Denver civil rights attorney Jason Flores-Williams was a legal observer at the demonstration, but was disqualified from representing arrested protesters because the court saw this as a conflict of interest. In his view the prosecution means to send an even more pernicious message, which is that protest of the sort that the defendants engaged in is prohibited full stop.


“The important aspect here is that they’re going after fundamental associative rights. They implant the idea in the minds of the citizenry that even to discuss dissent or even ‘like’ a dissenting comment on Facebook can lead to prosecution. When that happens, democracy dies.”

It’s highly unlikely the last 58 defendants all engaged in property damage or destruction. That means a lot of the government’s targets will be facing nothing more than conspiracy charges. If the government succeeds in convincing a jury simply discussing participation in a protest that ultimately resulted in destructive acts from a small subset of participants is a criminal act in and of itself, the First Amendment is going to suffer. Given the history of these prosecutions, it’s clear the government either isn’t aware of the damage it’s doing or, more likely, does not care.

4 thoughts on “DOJ Still Wants To Lock People Up For Protesting The Government, Or Even Just Talking About It

  1. “When that happens, democracy dies.”

    They STILL refuse to get it right.

    “The important aspect here is that they’re going after fundamental associative rights.”

    More importantly… what’s going to happen when they finally start going after fundamental GUNS???
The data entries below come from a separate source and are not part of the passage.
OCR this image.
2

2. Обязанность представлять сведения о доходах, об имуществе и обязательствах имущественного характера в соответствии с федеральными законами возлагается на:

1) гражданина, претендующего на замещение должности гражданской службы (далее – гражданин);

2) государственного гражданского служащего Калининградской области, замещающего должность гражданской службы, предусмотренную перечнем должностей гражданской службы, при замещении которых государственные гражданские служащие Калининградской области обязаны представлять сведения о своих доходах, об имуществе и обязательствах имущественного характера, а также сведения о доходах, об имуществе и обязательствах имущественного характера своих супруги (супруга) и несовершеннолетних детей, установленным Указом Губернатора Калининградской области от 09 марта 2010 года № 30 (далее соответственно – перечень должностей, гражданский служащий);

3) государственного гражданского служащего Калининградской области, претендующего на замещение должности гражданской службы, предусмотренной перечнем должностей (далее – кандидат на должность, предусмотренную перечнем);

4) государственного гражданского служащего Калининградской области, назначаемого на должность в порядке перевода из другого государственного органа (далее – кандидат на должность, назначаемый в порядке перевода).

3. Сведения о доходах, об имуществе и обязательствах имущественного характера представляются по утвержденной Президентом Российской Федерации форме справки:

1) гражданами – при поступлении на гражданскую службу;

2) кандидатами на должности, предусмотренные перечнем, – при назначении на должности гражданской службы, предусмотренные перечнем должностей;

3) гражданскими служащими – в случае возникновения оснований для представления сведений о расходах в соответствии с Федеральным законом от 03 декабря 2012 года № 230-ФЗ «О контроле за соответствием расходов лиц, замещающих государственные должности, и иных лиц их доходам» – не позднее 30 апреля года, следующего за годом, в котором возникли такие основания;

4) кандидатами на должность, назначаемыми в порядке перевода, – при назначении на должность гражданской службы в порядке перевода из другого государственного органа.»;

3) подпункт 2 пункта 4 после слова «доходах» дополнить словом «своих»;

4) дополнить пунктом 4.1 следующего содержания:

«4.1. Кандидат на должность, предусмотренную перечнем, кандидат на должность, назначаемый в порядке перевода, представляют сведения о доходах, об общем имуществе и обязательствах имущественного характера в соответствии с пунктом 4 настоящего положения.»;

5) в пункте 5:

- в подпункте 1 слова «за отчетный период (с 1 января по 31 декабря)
  2. We hold these Truths to be self-evident, that all Men are … endowed by their Creator with certain unalienable Rights…. That to secure these Rights, Governments are instituted among Men…. That whenever any Form of Government becomes destructive of these Ends, it is the Right of the People to alter or to abolish it, and to institute new Government, laying its Foundation on such Principles, and organizing its Powers in such Form, as to them shall seem most likely to effect their Safety and Happiness. … Mankind are more disposed to suffer, while Evils are sufferable, than to right themselves by abolishing the Forms to which they are accustomed. But when a long Train of Abuses and Usurpations, pursuing invariably the same Object, evinces a Design to reduce them under absolute Despotism, it is their Right, it is their Duty, to throw off such Government, and to provide new Guards for their future security. Declaration of Independence (1776).